For centuries, these two people had avoided one another due to political conflict, religious differences, and cultural hostility. A Jewish rabbi addressing a Samaritan woman would have been considered a scandal. Yet Jesus engages in that conversation anyway, and he does not begin with a sermon or lecture, but with a need: “give me water”, a sign of human vulnerability from the Son of God. And so, a door opens. She asks: “how is it that you, a Jew, ask a drink of me, a woman of Samaria?” The boundary is smashed. At that point, Jesus utters the words that shift the conversation entirely: “if you knew the gift of God and who it is that is saying to you “give me a drink”, you would have asked him, and he would have given you living water”.
Initially, she the woman is confused, she looks at the well, wondering where the living water could come from. Jesus is speaking about something much deeper: “everyone who drinks of this water will be thirsty again,” he says. “But whoever drinks of the water that I will give will never be thirsty. The water that I will give will become in them a spring of water welling up to eternal life.” Jesus is speaking about the deep thirst of the human heart, the need for meaning, forgiveness, truth, communion with God. The water that he offers is not drawn from a well in the ground, but it is that life of God given in us, that grace which becomes a living spring within our very soul.
The conversion becomes more person as Jesus tells the woman to call her husband and when she says she has none, Jesus tells her he knows her story. She had five husbands, and the man she now lives with is not her husband. A moment that would have caused great shame then. Jesus does not condemn her, he does not end the conversation, he continues speaking with her, inviting her into a deeper understanding of God. At that point, the woman realizes she is standing before someone extraordinary. She recognizes him to be a prophet and then asks the question that divided Jews and Samaritans: “where is the true place of worship? On the mountain or in Jerusalem?” – Jesus changes the response completely: “the hour is coming, when you will worship the Father neither on this mountain nor in Jerusalem… the true worshipers will worship the Father in spirit and in truth”.

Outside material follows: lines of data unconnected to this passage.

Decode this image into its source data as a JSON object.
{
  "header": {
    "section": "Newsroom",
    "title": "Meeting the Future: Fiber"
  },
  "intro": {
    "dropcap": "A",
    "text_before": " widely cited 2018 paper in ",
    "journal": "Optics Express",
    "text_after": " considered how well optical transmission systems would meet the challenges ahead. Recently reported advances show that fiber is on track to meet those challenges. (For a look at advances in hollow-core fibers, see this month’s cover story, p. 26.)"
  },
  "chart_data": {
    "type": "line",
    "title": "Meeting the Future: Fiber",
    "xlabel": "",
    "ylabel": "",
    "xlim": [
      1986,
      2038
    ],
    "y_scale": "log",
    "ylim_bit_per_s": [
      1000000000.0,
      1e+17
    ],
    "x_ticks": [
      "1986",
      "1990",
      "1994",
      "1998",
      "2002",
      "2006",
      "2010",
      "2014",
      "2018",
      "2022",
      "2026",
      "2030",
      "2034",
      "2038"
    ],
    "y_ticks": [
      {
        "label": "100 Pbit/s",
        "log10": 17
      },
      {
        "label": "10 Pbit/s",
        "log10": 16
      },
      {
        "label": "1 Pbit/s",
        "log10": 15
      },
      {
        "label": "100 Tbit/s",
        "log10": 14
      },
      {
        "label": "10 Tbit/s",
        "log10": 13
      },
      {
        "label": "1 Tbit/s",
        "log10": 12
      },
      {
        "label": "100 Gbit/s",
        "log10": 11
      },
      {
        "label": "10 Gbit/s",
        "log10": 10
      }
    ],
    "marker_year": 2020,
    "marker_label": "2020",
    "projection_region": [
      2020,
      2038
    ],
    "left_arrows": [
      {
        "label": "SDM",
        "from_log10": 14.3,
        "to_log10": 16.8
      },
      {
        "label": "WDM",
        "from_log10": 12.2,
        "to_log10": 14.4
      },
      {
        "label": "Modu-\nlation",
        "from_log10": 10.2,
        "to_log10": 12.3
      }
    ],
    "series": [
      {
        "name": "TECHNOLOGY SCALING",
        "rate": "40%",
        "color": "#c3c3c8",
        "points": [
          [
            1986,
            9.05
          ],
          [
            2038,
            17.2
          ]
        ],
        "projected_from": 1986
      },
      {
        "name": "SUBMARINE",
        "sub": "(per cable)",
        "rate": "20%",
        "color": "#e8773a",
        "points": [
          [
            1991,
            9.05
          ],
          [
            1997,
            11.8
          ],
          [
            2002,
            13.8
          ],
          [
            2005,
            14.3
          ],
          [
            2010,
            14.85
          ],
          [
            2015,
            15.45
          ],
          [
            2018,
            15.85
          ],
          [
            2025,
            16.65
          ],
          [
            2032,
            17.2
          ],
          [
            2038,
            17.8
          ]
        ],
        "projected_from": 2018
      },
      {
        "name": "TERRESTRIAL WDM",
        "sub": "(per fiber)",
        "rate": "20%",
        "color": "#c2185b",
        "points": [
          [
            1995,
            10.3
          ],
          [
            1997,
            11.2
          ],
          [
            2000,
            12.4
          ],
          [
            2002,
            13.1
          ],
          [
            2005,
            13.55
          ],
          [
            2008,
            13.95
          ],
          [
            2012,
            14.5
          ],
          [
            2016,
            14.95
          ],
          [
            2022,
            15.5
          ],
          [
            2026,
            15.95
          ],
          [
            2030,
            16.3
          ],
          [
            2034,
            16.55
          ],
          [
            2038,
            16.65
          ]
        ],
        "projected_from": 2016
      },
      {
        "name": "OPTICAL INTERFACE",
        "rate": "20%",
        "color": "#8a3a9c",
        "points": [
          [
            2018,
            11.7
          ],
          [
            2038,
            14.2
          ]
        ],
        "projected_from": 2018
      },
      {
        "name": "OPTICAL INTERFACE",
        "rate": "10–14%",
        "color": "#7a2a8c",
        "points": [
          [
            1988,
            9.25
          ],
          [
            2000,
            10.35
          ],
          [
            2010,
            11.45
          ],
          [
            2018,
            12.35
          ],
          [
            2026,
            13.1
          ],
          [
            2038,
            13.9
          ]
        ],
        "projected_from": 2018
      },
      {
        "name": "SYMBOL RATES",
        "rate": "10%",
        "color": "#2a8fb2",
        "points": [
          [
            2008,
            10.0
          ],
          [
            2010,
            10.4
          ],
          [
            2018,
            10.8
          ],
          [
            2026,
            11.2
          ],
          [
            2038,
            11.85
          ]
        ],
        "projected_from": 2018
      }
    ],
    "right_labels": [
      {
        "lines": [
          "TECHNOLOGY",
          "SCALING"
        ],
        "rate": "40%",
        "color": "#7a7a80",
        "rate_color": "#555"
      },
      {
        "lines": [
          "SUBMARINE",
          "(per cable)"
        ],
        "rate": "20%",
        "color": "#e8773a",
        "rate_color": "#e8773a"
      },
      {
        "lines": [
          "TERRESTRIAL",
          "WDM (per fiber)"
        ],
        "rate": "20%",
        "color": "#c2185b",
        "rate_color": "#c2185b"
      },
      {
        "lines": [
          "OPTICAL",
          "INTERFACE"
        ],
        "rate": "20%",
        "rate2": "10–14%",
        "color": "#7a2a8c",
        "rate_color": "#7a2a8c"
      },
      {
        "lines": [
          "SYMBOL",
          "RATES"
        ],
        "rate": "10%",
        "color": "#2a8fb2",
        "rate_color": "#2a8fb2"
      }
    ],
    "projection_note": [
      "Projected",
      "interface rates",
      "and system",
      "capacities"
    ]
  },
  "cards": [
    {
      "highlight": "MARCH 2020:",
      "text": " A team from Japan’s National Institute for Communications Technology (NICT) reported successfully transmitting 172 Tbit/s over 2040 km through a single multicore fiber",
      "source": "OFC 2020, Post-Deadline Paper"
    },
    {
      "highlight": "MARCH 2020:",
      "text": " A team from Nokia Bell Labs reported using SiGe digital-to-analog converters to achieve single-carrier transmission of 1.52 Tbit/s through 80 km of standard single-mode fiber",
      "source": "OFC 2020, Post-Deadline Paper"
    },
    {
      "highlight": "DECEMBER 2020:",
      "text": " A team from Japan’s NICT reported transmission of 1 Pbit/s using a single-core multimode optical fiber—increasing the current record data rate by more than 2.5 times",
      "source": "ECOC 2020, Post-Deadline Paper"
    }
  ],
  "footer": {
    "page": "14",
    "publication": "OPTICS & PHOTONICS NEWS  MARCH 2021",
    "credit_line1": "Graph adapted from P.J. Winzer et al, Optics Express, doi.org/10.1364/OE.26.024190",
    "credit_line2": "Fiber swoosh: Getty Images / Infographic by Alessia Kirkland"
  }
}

It is at this point that worship is no longer confined to the temple, God can be encountered wherever hearts are open to receive him through the Spirit. The woman then asks of the Messiah and Jesus replies: “I am he, the one who is speaking to you.” Jesus does not reveal himself to kings, prophets or even the apostles but to a Samaritan woman in the middle of a simple, daily action. An ordinary moment that becomes a moment of revelation.
Something changes that woman. She leaves her water jar and runs to the city where she encourages everyone, she meets to see Jesus. Her errand becomes God’s journey of faith within the hearts of those in her town. The Samaritans come to see Jesus and many convert. Perhaps this is our invitation too. We don’t often encounter God in dramatic or spectacular ways, instead we often encounter him like Mary Magdalene did in that beautiful painting, in a quiet moment, in a hidden corner of our life, like he did with the Samaritan woman, who was expecting water and instead found God.